Aussi, nous pensons que l’offre de transport doit être plus souple pour coller à la réalité des salariés et des territoires. Il faut offrir, par exemple, une solution de transport aux salariés travaillant en horaires décalés et le week-end. Les bus doivent mieux relier les gares et les pôles d’activités à ces moments-là. Il nous semble également essentiel d’accélérer l’aménagement des voies pour les mobilités douces. Pour développer l’usage du vélo encore faut-il avoir des voies consacrées à sa pratique, et des voies sûres pour la sécurité de ses usagers. En Île-de-France le report dit « modal » est important puisque nombre de nos déplacements ne dépassent pas les quelques kilomètres (4,7 km en moyenne), soit des distances tout à fait réalisables en vélo, par exemple. Pour cela les différentes collectivités gestionnaires de voirie doivent collaborer et concerter les acteurs économiques pour mieux identifier leurs besoins.

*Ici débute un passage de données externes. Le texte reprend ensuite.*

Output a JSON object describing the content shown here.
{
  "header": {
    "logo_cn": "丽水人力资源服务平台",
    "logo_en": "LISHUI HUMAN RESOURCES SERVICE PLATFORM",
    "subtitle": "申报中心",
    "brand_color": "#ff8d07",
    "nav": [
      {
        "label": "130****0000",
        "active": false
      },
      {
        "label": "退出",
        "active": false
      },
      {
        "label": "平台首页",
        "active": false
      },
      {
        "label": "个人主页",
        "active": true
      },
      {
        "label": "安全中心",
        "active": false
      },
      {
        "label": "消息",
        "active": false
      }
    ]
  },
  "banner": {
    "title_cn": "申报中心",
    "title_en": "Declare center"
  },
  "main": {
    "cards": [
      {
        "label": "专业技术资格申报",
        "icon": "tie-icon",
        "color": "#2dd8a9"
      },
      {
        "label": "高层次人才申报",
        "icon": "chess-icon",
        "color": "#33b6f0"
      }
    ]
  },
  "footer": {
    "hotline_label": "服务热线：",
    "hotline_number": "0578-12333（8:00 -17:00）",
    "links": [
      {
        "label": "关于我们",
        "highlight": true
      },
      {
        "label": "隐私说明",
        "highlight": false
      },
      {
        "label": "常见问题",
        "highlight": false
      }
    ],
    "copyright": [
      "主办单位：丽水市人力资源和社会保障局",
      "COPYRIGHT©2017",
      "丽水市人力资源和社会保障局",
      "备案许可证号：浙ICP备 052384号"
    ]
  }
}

Enfin, concernant la route, puisque nous savons que tous les actifs ne peuvent pas utiliser au quotidien des modes de transport alternatifs, il faut favoriser le verdissement des flottes avec des incitations au renouvellement du parc vert des véhicules à faibles émissions. De la même manière, les pouvoirs publics doivent encourager le covoiturage pour fluidifier le trafic routier et limiter les émissions atmosphériques nuisibles. La CCI Paris Île-de-France propose ainsi l’étude d’ouverture au covoiturages de voies réservées sur les autoroutes et voies rapides d’Île-de-France telles que celles déjà expérimentées, par exemple, pour les bus et les taxis sur l’A1, l’A10 ou la N118.

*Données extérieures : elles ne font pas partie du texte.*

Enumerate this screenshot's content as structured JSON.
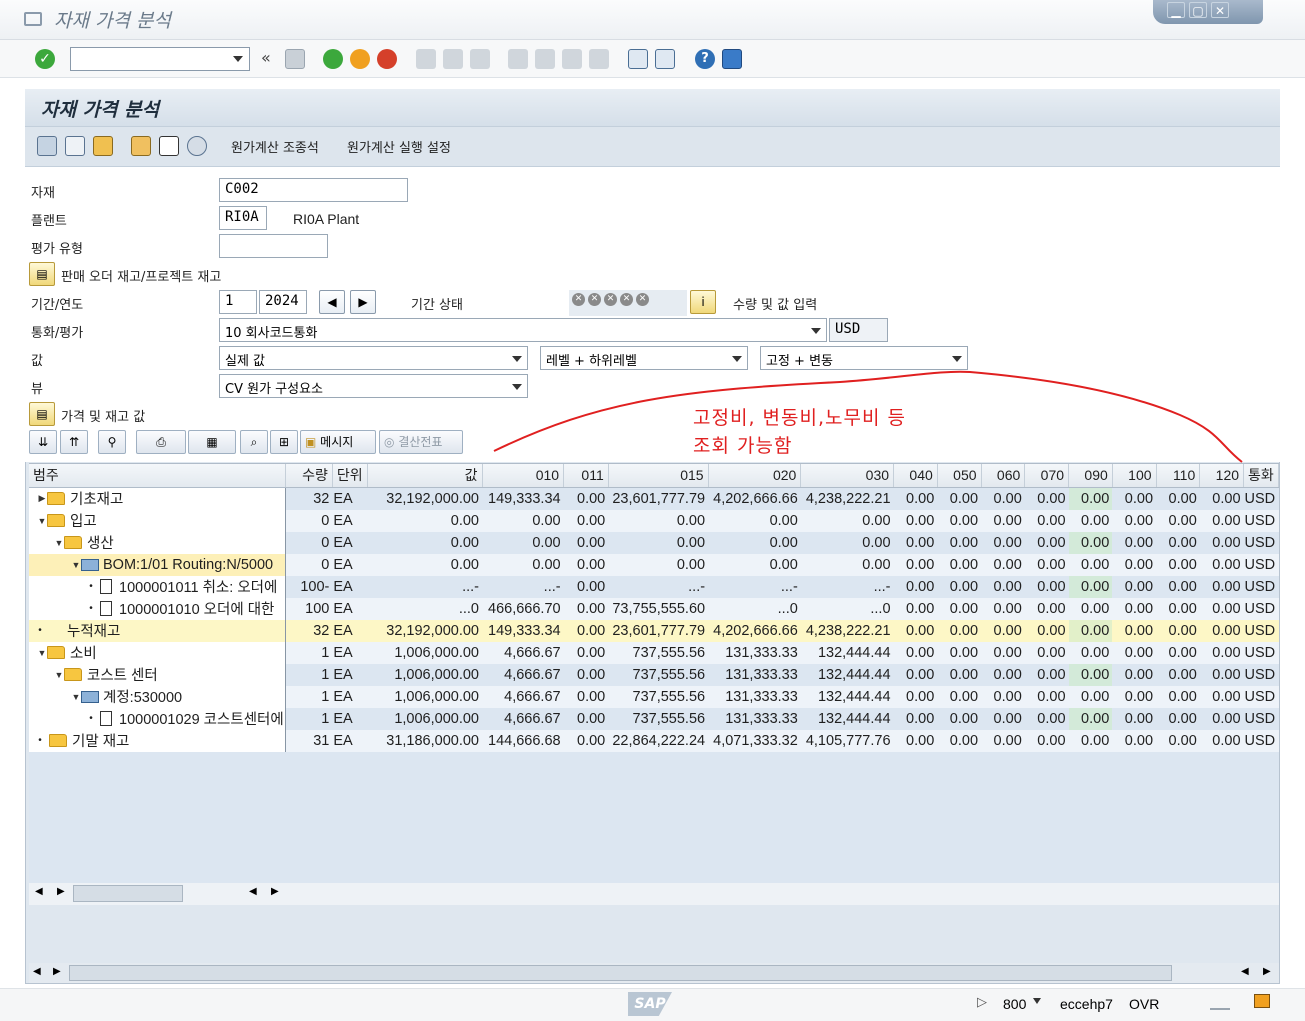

AJ : Pour les employeurs, vous préconisez un meilleur accompagnement dans leurs démarches vers une mobilité durable. Concrètement quelles sont vos idées à ce sujet ?

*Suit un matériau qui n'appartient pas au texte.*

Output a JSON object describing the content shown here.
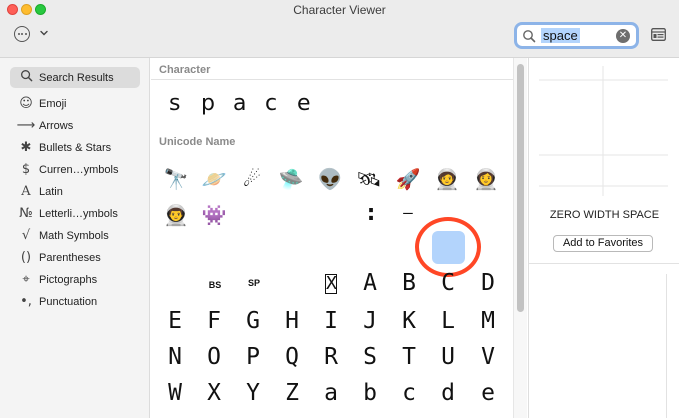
{
  "window": {
    "title": "Character Viewer"
  },
  "toolbar": {
    "more_icon": "ellipsis-circle-icon",
    "menu_icon": "chevron-down-icon",
    "search_value": "space",
    "search_icon": "magnifying-glass-icon",
    "clear_icon": "clear-circle-icon",
    "sidebar_toggle_icon": "sidebar-toggle-icon"
  },
  "sidebar": {
    "items": [
      {
        "label": "Search Results",
        "icon": "🔍",
        "icon_name": "search-icon",
        "selected": true
      },
      {
        "label": "Emoji",
        "icon": "☺",
        "icon_name": "smiley-icon"
      },
      {
        "label": "Arrows",
        "icon": "⟶",
        "icon_name": "arrow-icon"
      },
      {
        "label": "Bullets & Stars",
        "icon": "✱",
        "icon_name": "asterisk-icon"
      },
      {
        "label": "Curren…ymbols",
        "icon": "$",
        "icon_name": "dollar-icon"
      },
      {
        "label": "Latin",
        "icon": "A",
        "icon_name": "latin-a-icon"
      },
      {
        "label": "Letterli…ymbols",
        "icon": "№",
        "icon_name": "numero-icon"
      },
      {
        "label": "Math Symbols",
        "icon": "√",
        "icon_name": "square-root-icon"
      },
      {
        "label": "Parentheses",
        "icon": "()",
        "icon_name": "parentheses-icon"
      },
      {
        "label": "Pictographs",
        "icon": "⌖",
        "icon_name": "pictograph-icon"
      },
      {
        "label": "Punctuation",
        "icon": "•,",
        "icon_name": "punctuation-icon"
      }
    ]
  },
  "main": {
    "character_label": "Character",
    "character_letters": [
      "s",
      "p",
      "a",
      "c",
      "e"
    ],
    "unicode_name_label": "Unicode Name",
    "emoji_row1": [
      {
        "glyph": "🔭",
        "name": "telescope-icon"
      },
      {
        "glyph": "🪐",
        "name": "ringed-planet-icon"
      },
      {
        "glyph": "☄",
        "name": "comet-icon"
      },
      {
        "glyph": "🛸",
        "name": "flying-saucer-icon"
      },
      {
        "glyph": "👽",
        "name": "alien-icon"
      },
      {
        "glyph": "🛰",
        "name": "satellite-icon"
      },
      {
        "glyph": "🚀",
        "name": "rocket-icon"
      },
      {
        "glyph": "🧑‍🚀",
        "name": "astronaut-icon"
      },
      {
        "glyph": "👩‍🚀",
        "name": "woman-astronaut-icon"
      }
    ],
    "emoji_row2": [
      {
        "glyph": "👨‍🚀",
        "name": "man-astronaut-icon"
      },
      {
        "glyph": "👾",
        "name": "space-invader-icon"
      }
    ],
    "row2_symbols": [
      ":",
      "—"
    ],
    "row3_labels": [
      "BS",
      "SP"
    ],
    "row3_glyphs": [
      "A",
      "B",
      "C",
      "D"
    ],
    "boxed_glyph": "X",
    "grid_rows": [
      [
        "E",
        "F",
        "G",
        "H",
        "I",
        "J",
        "K",
        "L",
        "M"
      ],
      [
        "N",
        "O",
        "P",
        "Q",
        "R",
        "S",
        "T",
        "U",
        "V"
      ],
      [
        "W",
        "X",
        "Y",
        "Z",
        "a",
        "b",
        "c",
        "d",
        "e"
      ]
    ]
  },
  "detail": {
    "character_name": "ZERO WIDTH SPACE",
    "favorites_button": "Add to Favorites"
  },
  "colors": {
    "selection": "#b3d4fc",
    "annotation_ring": "#ff4726",
    "search_focus": "#8db4e8"
  }
}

C.Y. : Les chefs d’entreprises sont parfois déboussolés face aux évolutions législatives concernant la mobilité des salariés. L’obligation de réaliser un plan de mobilité employeur (PDME) pour les entreprises regroupant plus de cent salariés sur un même site, introduite en janvier 2018, a été supprimée dès 2020 par loi d’orientation des mobilités (LOM) (L. n° 2019-1428, 24 déc. 2019). Et ce n’est là qu’un exemple. De manière générale, la mobilité des salariés est devenue une question sociale parfois difficile à appréhender par l’ensemble des parties prenantes. La LOM intègre la mobilité dans le dialogue social avec l’obligation pour les entreprises de plus de 50 salariés d’inscrire le sujet domicile-travail dans les négociations annuelles obligatoires (NAO). Aussi, les entreprises disposent désormais d’un nouvel outil : le forfait mobilités durables (FMD) : un montant plafonné à 600 € par an et par salarié, celui-ci permet de soutenir financièrement les salariés qui utilisent des moyens alternatifs à la voiture individuelle. Or le FMD est encore mal connu et compliqué à mettre œuvre. À cela s’est ajoutée la crise sanitaire qui a concentré les forces et les énergies au détriment d’autres sujets. Il nous apparaît donc indispensable d’accompagner les entreprises dans leurs démarches, notamment les TPE/PME.

AJ : Comme ultime levier pour une mobilité durable, vous demandez à mieux prendre en compte les déplacements domicile-travail dans les politiques d’aménagement. Les pouvoirs publics et collectivités ont eux aussi un rôle à jouer ?

C.Y. : Oui, c’est évident. L’efficacité des politiques des mobilité dépend aussi de leur inscription dans les documents de planification régionale et locale. Le schéma directeur de la région Île-de-France (SDRIF), un document de planification stratégique qui a notamment pour objectif d’encadrer l’utilisation de l’espace, est actuellement en cours de révision. C’est là une occasion unique de renforcer ses orientations en matière de mobilité durable. Cela a d’autant plus d’intérêt que le SDRIF irradie l’ensemble des documents d’aménagement locaux, que ce soit les schémas de cohérence territoriale (SCOT) ou les plans locaux d’urbanisme (PLU). Autre enjeu crucial, l’adoption à venir d’un nouveau plan de mobilité d’Île-de-France (PMIF) qui sera établi par Île-de-France Mobilités, le syndicat des transports d’Île-de-France, et approuvé par le conseil régional.